The podcast is just one effort to translate the concepts from the unconscious bias training into meaningful action in the workplace: from recruitment and hiring to the experiences employees have once they join a company. Fittingly, the impact of the unconscious bias training came full circle when Pin-ya, who led the unconscious bias training I attended at work months ago, was featured in episode 2 of the podcast. Our conversation focuses on her own journey to becoming a training facilitator, how unconscious bias shows up in and impacts the workplace experience, and what we can do to counteract it in our workplaces and working lives.
Bringing intentional diversity to the content creation process
One of the most important questions in content marketing is “Who is the audience?” We’re all working within the context of our own lived experiences, so unconscious bias can creep into how we consider and respond to this question. As marketers, we need to not only market to diverse audiences, we also need to check our assumptions on who those audiences are and how they’ll respond to what we create. I’ve learned that HOW you create is just as important as WHAT you create. In my work now, the opportunity to work cross-functionally is one I care deeply about. I know I don’t have all the answers and that while I can research and use data to inform what content is produced, including different people in that process is paramount.
This isn’t just my personal opinion. Researchers have found that when at least one member of a team has traits in common with the end user, the entire team better understands that user. A team with a member who shares an end user’s ethnicity is also 152% more likely than another team to understand that user.
The ideal approach, then, is to envision content creation as an intentional, holistic, and inclusive process. Build marketing teams that reflect diverse perspectives, experiences, and backgrounds. Doing this increases the chance that your internal team has commonalities with your audience. Collaborate cross-functionally and ask for feedback from stakeholders to better identify and best speak to your audience (what I call, “we all don’t know what we don’t know.”).
The lessons of the unconscious bias workshop are ones I carry with me today. In everything I do, especially at work, I try and hold myself accountable to being aware, speaking up, or stepping back to make space for others who voices are historically underrepresented and silenced. The future is intersectional, and I remain committed to fostering a sense of belonging for the folks in my workplace that need it the most — in my work, local community, society, and beyond.

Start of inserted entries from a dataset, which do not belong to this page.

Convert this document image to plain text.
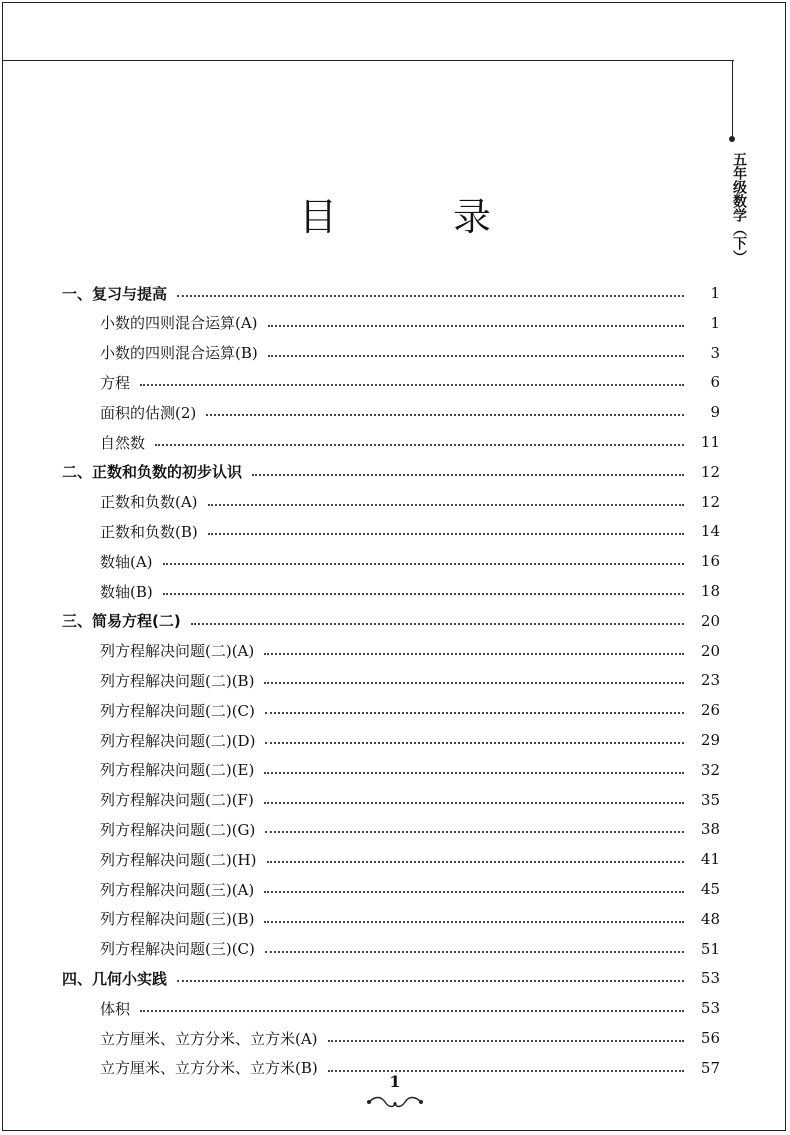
五年级数学（下）
目 录
一、复习与提高	1
小数的四则混合运算(A)	1
小数的四则混合运算(B)	3
方程	6
面积的估测(2)	9
自然数	11
二、正数和负数的初步认识	12
正数和负数(A)	12
正数和负数(B)	14
数轴(A)	16
数轴(B)	18
三、简易方程(二)	20
列方程解决问题(二)(A)	20
列方程解决问题(二)(B)	23
列方程解决问题(二)(C)	26
列方程解决问题(二)(D)	29
列方程解决问题(二)(E)	32
列方程解决问题(二)(F)	35
列方程解决问题(二)(G)	38
列方程解决问题(二)(H)	41
列方程解决问题(三)(A)	45
列方程解决问题(三)(B)	48
列方程解决问题(三)(C)	51
四、几何小实践	53
体积	53
立方厘米、立方分米、立方米(A)	56
立方厘米、立方分米、立方米(B)	57
1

Born and (mostly) raised in the Bay Area, Susannah Magers (she/her) revels in storytelling in all forms. As a Content Marketing Manager at Envoy, she brings a creative background in public arts program management, visitor engagement, and exhibition curation, as well as a passion for sharing diverse voices and perspectives. She researches and writes data-driven blogs and ebooks about where workplace experience, technology, and people intersect, through the lens of the all-important human elements.
In addition to leading the Queer@Envoy ERG, Susannah created and hosts Envoy’s podcast, Empowered: Envisioning Workplaces That Work. The podcast considers what it takes to radically transform our workplaces and explores what thriving, diverse, and innovative workplaces look and feel like. She lives in the East Bay with her wife and dog.